XX : Que pensez-vous de son discours du 22 avril au soir ? N’a-t-elle pas aussi perdu là ?
Raphaëlle Bacqué : Le discours du 22 avril au soir était mal préparé et mal dit. Etonnamment, alors que Nicolas Sarkozy avait préparé son discours de soir de premier tour depuis la veille, Ségolène Royal s’y est attelée trop tard, avec ses conseillères Sophie Bouchet-Petersen et Natalie Rastoin. Cependant, si l’on regarde les résultats eux-mêmes, le retard de Mme Royal était déjà important : plus de cinq points. Ce discours n’a sans doute pas convaincu, mais elle avait déjà un gros handicap à rattraper.
PITCH : Est-il vrai que Ségolène Royal ait décidé de se porter à la candidature en réaction à une infidélité amoureuse de François Hollande ?
Raphaëlle Bacqué : Ségolène Royal a toujours eu une ambition politique, bien légitime, et une vraie popularité. Mais elle s’était jusque-là souvent effacée devant son compagnon, en tout cas pour ce qui concerne la présidentielle. Ce que nous racontons, dans notre enquête, c’est qu’en effet un conflit conjugal, comme il en existe dans beaucoup de couples, l’a d’une certaine façon libérée de ses réserves d’antan. Déçue sur le plan privé, elle a choisi de partir à la bataille sans plus se préoccuper de François Hollande mais aussi en faisant un constat : elle était plus populaire que lui, et il n’avait pas su rénover le PS malgré l’aspiration des militants et des électeurs socialistes.

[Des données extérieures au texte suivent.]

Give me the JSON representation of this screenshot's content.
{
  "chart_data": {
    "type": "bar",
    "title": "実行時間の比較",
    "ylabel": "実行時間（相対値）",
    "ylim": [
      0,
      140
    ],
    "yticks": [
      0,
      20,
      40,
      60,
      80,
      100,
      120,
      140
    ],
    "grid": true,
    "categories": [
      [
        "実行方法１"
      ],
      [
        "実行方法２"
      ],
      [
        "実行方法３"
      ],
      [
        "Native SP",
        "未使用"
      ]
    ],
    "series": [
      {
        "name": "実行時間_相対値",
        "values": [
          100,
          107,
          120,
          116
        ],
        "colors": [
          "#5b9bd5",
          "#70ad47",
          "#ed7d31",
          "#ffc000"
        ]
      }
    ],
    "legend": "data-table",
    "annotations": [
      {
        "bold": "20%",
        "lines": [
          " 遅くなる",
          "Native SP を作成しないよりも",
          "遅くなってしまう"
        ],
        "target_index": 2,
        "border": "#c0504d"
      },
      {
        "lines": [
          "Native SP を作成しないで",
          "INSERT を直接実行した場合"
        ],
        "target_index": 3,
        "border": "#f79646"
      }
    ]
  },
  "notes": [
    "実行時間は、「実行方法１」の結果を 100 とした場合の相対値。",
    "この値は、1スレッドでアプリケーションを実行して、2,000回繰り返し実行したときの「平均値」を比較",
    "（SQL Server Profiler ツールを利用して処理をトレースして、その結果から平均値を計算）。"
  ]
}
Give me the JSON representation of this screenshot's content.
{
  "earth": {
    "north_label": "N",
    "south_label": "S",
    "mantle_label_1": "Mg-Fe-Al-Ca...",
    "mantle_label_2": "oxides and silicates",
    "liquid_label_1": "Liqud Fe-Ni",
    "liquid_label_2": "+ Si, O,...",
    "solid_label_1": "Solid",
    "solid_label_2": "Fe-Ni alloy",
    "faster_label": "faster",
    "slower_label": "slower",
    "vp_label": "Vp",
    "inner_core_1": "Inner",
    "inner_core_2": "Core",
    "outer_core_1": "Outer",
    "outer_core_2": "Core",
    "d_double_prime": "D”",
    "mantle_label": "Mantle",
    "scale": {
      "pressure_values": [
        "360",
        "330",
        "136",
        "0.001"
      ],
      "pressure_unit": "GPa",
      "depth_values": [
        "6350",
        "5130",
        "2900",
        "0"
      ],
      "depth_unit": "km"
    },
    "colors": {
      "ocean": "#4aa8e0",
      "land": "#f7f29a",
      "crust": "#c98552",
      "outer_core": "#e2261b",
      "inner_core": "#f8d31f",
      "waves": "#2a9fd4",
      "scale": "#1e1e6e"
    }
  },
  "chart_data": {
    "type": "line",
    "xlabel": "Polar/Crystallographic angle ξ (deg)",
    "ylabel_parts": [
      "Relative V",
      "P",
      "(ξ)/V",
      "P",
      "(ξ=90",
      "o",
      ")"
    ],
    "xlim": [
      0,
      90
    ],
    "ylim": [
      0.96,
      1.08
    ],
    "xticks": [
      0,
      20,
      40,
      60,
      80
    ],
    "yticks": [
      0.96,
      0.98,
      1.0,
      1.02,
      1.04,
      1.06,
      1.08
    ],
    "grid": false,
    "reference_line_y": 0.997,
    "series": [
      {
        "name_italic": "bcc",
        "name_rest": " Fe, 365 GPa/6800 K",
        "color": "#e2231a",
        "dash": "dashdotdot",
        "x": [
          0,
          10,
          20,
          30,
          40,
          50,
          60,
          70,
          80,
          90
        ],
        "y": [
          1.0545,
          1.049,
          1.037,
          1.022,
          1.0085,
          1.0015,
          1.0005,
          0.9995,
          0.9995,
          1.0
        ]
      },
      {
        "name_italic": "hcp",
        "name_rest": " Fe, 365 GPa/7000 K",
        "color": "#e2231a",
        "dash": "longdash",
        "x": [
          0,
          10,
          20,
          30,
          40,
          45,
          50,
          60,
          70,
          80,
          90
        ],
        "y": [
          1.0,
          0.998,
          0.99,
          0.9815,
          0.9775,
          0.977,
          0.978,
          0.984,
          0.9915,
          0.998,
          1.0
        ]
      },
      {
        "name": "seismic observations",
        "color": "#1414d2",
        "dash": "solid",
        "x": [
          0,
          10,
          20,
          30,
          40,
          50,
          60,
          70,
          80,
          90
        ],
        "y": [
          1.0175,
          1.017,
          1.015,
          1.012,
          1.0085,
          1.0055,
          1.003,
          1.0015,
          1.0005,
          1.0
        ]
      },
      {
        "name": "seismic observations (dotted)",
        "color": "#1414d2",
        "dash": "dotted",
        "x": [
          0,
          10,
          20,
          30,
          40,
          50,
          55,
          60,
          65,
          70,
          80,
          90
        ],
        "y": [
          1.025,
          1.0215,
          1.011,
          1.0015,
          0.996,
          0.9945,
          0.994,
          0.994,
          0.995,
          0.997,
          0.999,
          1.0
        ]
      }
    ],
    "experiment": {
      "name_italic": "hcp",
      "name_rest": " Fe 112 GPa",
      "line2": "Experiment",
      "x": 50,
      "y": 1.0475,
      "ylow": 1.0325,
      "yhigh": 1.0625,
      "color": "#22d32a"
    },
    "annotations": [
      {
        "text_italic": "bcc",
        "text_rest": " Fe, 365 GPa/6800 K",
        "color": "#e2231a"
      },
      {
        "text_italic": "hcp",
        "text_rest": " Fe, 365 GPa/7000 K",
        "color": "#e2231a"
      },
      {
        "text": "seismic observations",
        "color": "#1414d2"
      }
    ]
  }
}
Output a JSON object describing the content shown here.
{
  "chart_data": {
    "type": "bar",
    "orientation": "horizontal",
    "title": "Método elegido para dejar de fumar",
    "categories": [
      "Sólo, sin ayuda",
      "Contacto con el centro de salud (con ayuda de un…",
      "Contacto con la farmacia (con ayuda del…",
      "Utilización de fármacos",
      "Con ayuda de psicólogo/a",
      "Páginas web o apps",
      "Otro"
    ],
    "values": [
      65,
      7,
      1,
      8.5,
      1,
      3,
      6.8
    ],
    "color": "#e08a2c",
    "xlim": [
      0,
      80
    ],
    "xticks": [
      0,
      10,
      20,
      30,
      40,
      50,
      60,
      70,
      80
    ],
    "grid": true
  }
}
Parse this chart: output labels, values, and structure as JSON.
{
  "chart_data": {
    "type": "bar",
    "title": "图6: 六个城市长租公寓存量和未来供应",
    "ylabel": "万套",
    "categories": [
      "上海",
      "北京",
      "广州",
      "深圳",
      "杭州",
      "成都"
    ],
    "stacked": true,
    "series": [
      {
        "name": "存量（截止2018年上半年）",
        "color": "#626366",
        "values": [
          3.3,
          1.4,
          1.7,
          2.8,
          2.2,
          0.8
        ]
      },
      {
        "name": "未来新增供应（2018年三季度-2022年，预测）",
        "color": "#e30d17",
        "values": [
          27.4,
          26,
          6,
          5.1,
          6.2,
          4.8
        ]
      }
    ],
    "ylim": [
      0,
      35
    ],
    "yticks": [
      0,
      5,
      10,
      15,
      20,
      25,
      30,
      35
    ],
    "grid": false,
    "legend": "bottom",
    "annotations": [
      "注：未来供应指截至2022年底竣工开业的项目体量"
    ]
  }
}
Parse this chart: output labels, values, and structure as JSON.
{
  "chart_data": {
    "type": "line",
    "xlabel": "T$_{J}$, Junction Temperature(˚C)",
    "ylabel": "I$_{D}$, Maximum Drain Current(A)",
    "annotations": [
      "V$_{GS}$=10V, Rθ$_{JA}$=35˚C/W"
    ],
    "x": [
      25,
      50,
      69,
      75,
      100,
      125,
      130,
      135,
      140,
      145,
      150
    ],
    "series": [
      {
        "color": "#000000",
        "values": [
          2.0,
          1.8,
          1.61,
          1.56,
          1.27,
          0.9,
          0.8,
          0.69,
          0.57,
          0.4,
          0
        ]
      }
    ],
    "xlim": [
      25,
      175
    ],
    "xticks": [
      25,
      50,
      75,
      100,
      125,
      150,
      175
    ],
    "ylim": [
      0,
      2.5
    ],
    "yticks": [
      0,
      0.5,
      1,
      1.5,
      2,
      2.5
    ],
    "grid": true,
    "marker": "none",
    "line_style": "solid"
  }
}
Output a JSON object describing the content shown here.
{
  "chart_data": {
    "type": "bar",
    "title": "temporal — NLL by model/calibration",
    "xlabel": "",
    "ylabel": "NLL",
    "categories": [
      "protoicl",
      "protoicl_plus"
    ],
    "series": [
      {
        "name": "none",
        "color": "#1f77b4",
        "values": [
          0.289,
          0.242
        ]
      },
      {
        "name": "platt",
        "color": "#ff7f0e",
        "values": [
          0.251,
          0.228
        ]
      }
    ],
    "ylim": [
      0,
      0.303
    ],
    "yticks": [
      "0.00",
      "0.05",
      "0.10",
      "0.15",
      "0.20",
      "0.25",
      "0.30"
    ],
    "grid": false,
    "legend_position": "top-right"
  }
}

sanchomill : Je suis belge et ici, nous avons été sidérés par le très piètre niveau général de la candidate socialiste, tant sur la forme que sur le fond. Utiliser le mot "incompétence" à son égard ne choque d’ailleurs aucun de mes compatriotes, homme ou femme. L’erreur du PS n’a-t-elle pas été de promouvoir une candidate surfant sur un effet de mode retombé comme un soufflé, plutôt qu’un candidat ayant la stature et la compétence d’un véritable chef d’Etat ?
Raphaëlle Bacqué : Il y avait un problème évident de leadership au PS : personne au fond ne s’imposait. Ni le premier secrétaire François Hollande, ni Dominique Strauss-Kahn, Laurent Fabius ou Jack Lang. Ségolène Royal a donc représenté la nouveauté. Je ne parlerais pas d’incompétence en ce qui la concerne, mais la réalité évidente, que nous montrons par mille détails dans notre enquête, est qu’elle n’était pas prête. Peu expérimentée (elle n’avait occupé que des ministères "sociétaux", famille, éducation, environnement), très mal préparée et partie sans aucun doute trop tard. J’ajoute qu’elle a fait une très grosse erreur stratégique en ne réconciliant pas son camp. En voulant maintenir le PS à l’écart de sa campagne, elle s’est privée de compétences et d’expériences qui l’auraient pourtant grandement aidée dans une compétition de haut niveau comme la présidentielle.
Corto35 : Est-ce que la campagne de Ségolène Royal s’est réellement faite contre l’appareil du Parti socialiste ?
Raphaëlle Bacqué : Oui. Elle a, dans la primaire, rallié la plupart des cadres du PS, notamment les patrons des grandes fédérations. Mais ensuite, elle a sans cesse voulu maintenir le PS à l’écart. Non seulement elle s’est passée de l’apport que pouvait représenter un Strauss-Kahn, qui, sur les questions économiques notamment, aurait pu lui apporter une aide et une légitimité, mais elle a écarté tous les experts du PS. C’est aussi pour cela que la querelle du couple Hollande-Royal a eu de graves conséquences politiques. Ils auraient dû être imbattable : lui à la tête du parti, elle candidate. Au lieu de cela, on a vu deux équipes en incessante compétition. Je n’ai jamais entendu de mots plus durs sur Hollande que dans l’équipe de Ségolène Royal et réciproquement.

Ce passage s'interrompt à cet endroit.